New York City shattered its calm at 6 a.m. Tuesday when 34-year-old socialist zealot Zohran Mamdani strode into Astoria’s Frank Sinatra School to cast his vote—flanked by his artist wife—in a bid to impose radical housing schemes on every borough.
Mamdani vowed to upend property rights, bulldoze zoning rules and flood the market with government-built units. His “solution” is a top-down takeover that sidelines small landlords and punishes neighborhoods that still value private ownership.
This isn’t community planning. It’s a centralized blueprint for bureaucratic expansion. New York’s taxpayers will foot the bill. And while Mamdani talks up “affordability,” his record shows higher taxes, slower approvals and more red tape.
Across town, GOP standard-bearer Curtis Sliwa dismissed these promises as fairy tales.

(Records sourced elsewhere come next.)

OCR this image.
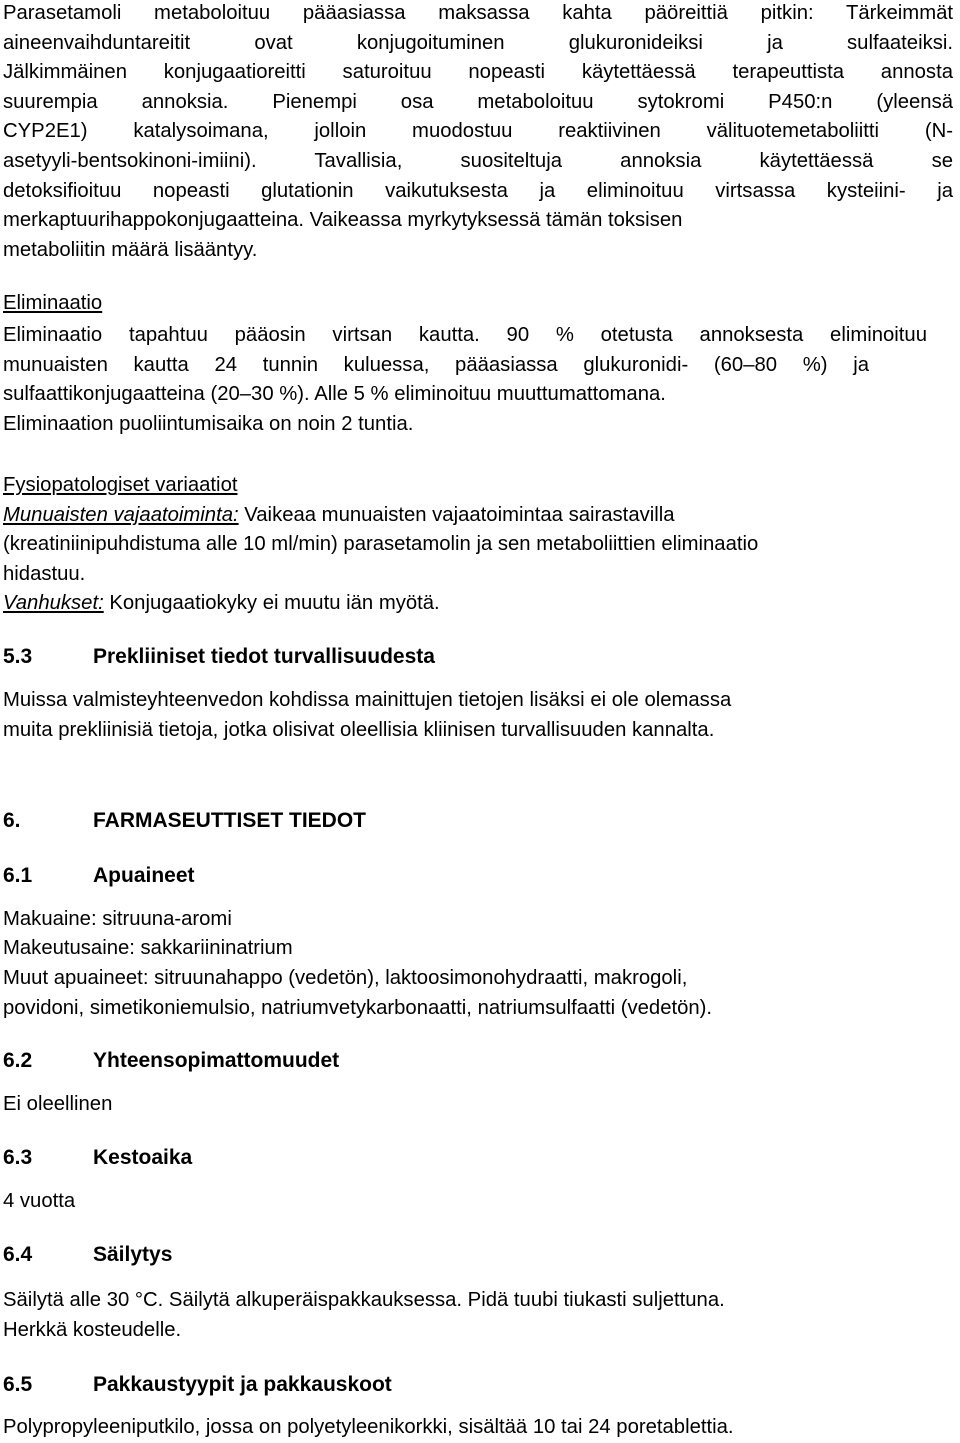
Parasetamoli metaboloituu pääasiassa maksassa kahta päöreittiä pitkin: Tärkeimmät
aineenvaihduntareitit ovat konjugoituminen glukuronideiksi ja sulfaateiksi.
Jälkimmäinen konjugaatioreitti saturoituu nopeasti käytettäessä terapeuttista annosta
suurempia annoksia. Pienempi osa metaboloituu sytokromi P450:n (yleensä
CYP2E1) katalysoimana, jolloin muodostuu reaktiivinen välituotemetaboliitti (N-
asetyyli-bentsokinoni-imiini). Tavallisia, suositeltuja annoksia käytettäessä se
detoksifioituu nopeasti glutationin vaikutuksesta ja eliminoituu virtsassa kysteiini- ja
merkaptuurihappokonjugaatteina. Vaikeassa myrkytyksessä tämän toksisen
metaboliitin määrä lisääntyy.
Eliminaatio
Eliminaatio tapahtuu pääosin virtsan kautta. 90 % otetusta annoksesta eliminoituu
munuaisten kautta 24 tunnin kuluessa, pääasiassa glukuronidi- (60–80 %) ja
sulfaattikonjugaatteina (20–30 %). Alle 5 % eliminoituu muuttumattomana.
Eliminaation puoliintumisaika on noin 2 tuntia.
Fysiopatologiset variaatiot
Munuaisten vajaatoiminta: Vaikeaa munuaisten vajaatoimintaa sairastavilla
(kreatiniinipuhdistuma alle 10 ml/min) parasetamolin ja sen metaboliittien eliminaatio
hidastuu.
Vanhukset: Konjugaatiokyky ei muutu iän myötä.
5.3	Prekliiniset tiedot turvallisuudesta
Muissa valmisteyhteenvedon kohdissa mainittujen tietojen lisäksi ei ole olemassa
muita prekliinisiä tietoja, jotka olisivat oleellisia kliinisen turvallisuuden kannalta.
6.	FARMASEUTTISET TIEDOT
6.1	Apuaineet
Makuaine: sitruuna-aromi
Makeutusaine: sakkariininatrium
Muut apuaineet: sitruunahappo (vedetön), laktoosimonohydraatti, makrogoli,
povidoni, simetikoniemulsio, natriumvetykarbonaatti, natriumsulfaatti (vedetön).
6.2	Yhteensopimattomuudet
Ei oleellinen
6.3	Kestoaika
4 vuotta
6.4	Säilytys
Säilytä alle 30 °C. Säilytä alkuperäispakkauksessa. Pidä tuubi tiukasti suljettuna.
Herkkä kosteudelle.
6.5	Pakkaustyypit ja pakkauskoot
Polypropyleeniputkilo, jossa on polyetyleenikorkki, sisältää 10 tai 24 poretablettia.
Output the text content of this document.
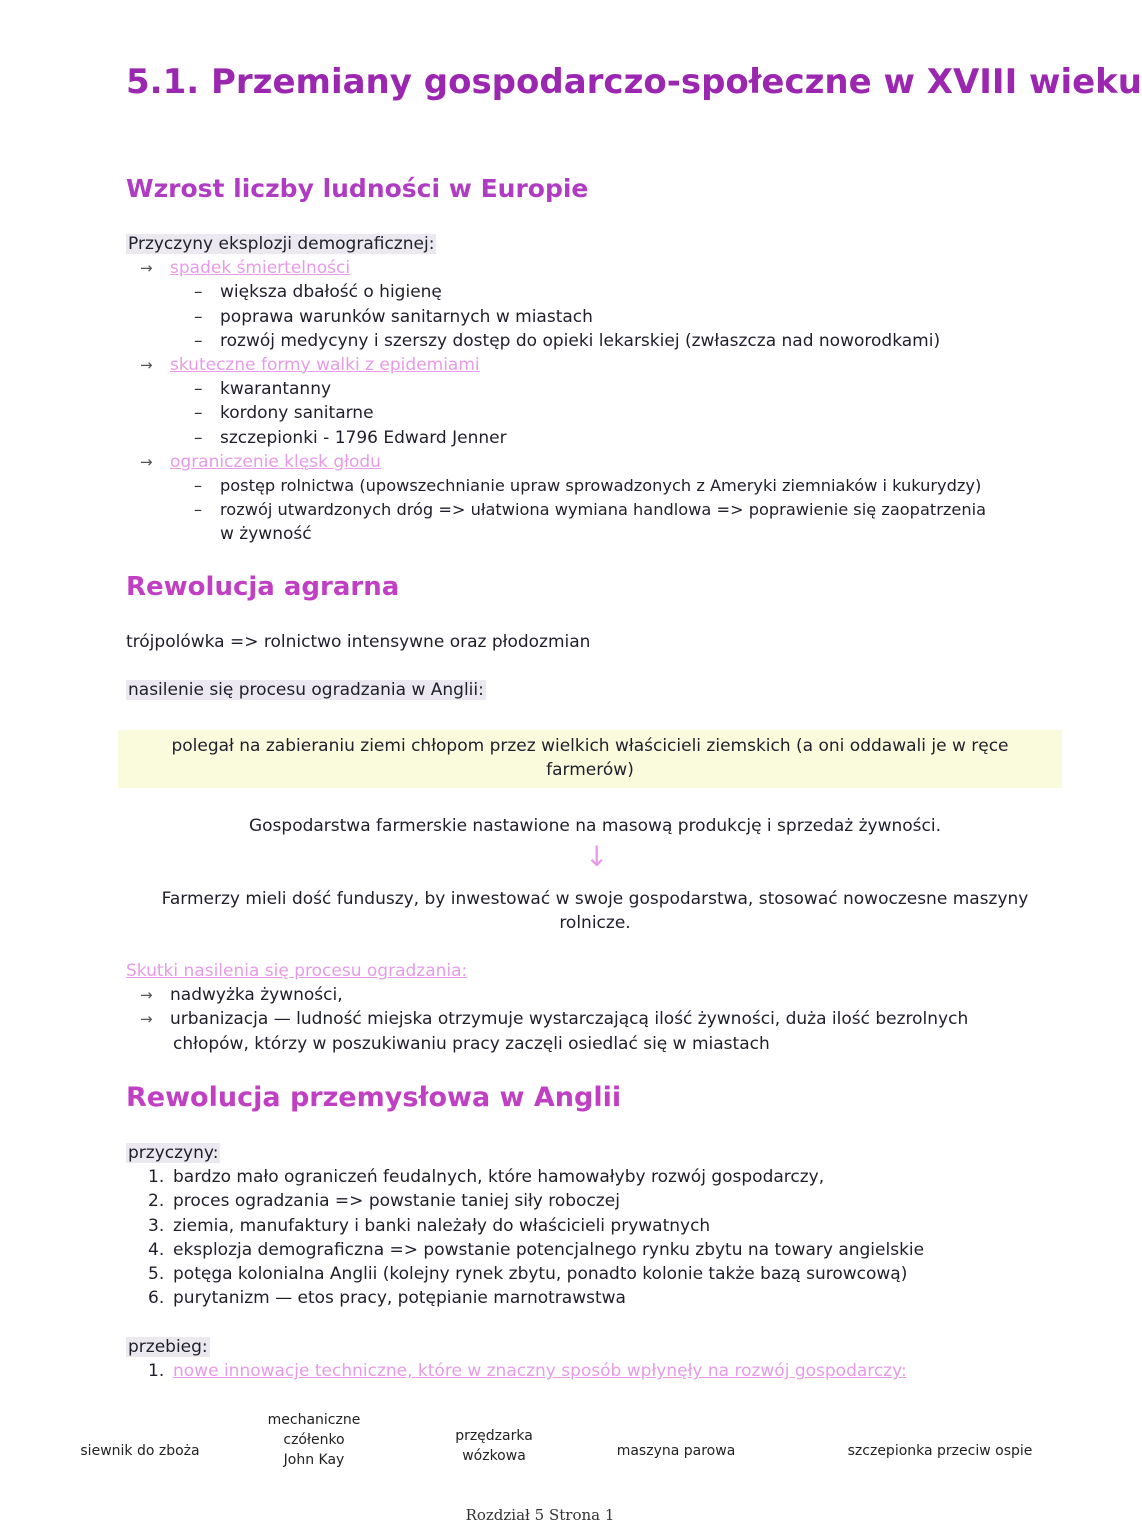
5.1. Przemiany gospodarczo-społeczne w XVIII wieku
Wzrost liczby ludności w Europie
Przyczyny eksplozji demograficznej:
→ spadek śmiertelności
– większa dbałość o higienę
– poprawa warunków sanitarnych w miastach
– rozwój medycyny i szerszy dostęp do opieki lekarskiej (zwłaszcza nad noworodkami)
→ skuteczne formy walki z epidemiami
– kwarantanny
– kordony sanitarne
– szczepionki - 1796 Edward Jenner
→ ograniczenie klęsk głodu
– postęp rolnictwa (upowszechnianie upraw sprowadzonych z Ameryki ziemniaków i kukurydzy)
– rozwój utwardzonych dróg => ułatwiona wymiana handlowa => poprawienie się zaopatrzenia
w żywność
Rewolucja agrarna
trójpolówka => rolnictwo intensywne oraz płodozmian
nasilenie się procesu ogradzania w Anglii:
polegał na zabieraniu ziemi chłopom przez wielkich właścicieli ziemskich (a oni oddawali je w ręce
farmerów)
Gospodarstwa farmerskie nastawione na masową produkcję i sprzedaż żywności.
↓
Farmerzy mieli dość funduszy, by inwestować w swoje gospodarstwa, stosować nowoczesne maszyny
rolnicze.
Skutki nasilenia się procesu ogradzania:
→ nadwyżka żywności,
→ urbanizacja — ludność miejska otrzymuje wystarczającą ilość żywności, duża ilość bezrolnych
chłopów, którzy w poszukiwaniu pracy zaczęli osiedlać się w miastach
Rewolucja przemysłowa w Anglii
przyczyny:
1. bardzo mało ograniczeń feudalnych, które hamowałyby rozwój gospodarczy,
2. proces ogradzania => powstanie taniej siły roboczej
3. ziemia, manufaktury i banki należały do właścicieli prywatnych
4. eksplozja demograficzna => powstanie potencjalnego rynku zbytu na towary angielskie
5. potęga kolonialna Anglii (kolejny rynek zbytu, ponadto kolonie także bazą surowcową)
6. purytanizm — etos pracy, potępianie marnotrawstwa
przebieg:
1. nowe innowacje techniczne, które w znaczny sposób wpłynęły na rozwój gospodarczy:
siewnik do zboża
mechaniczne
czółenko
John Kay
przędzarka
wózkowa	maszyna parowa	szczepionka przeciw ospie
Rozdział 5 Strona 1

He’ll cast his vote later this morning—championing free-market housing, lean government and targeted incentives that spur builders instead of strangle them.
Independent contender Andrew Cuomo, fresh from scandal and self-inflicted exile, also heads to the polls today. He claims to offer “practical” leadership, yet still embraces big-spending policies that hollow out budgets and deliver gridlock.
Citywide polling runs nonstop from dawn until 9 p.m. The stakes couldn’t be higher. Voters are choosing between centralized socialism, recycled scandals and a conservative path to real growth.
One side demands more government control. The other side demands accountability, market-driven solutions and safe streets. New Yorkers will decide which vision wins.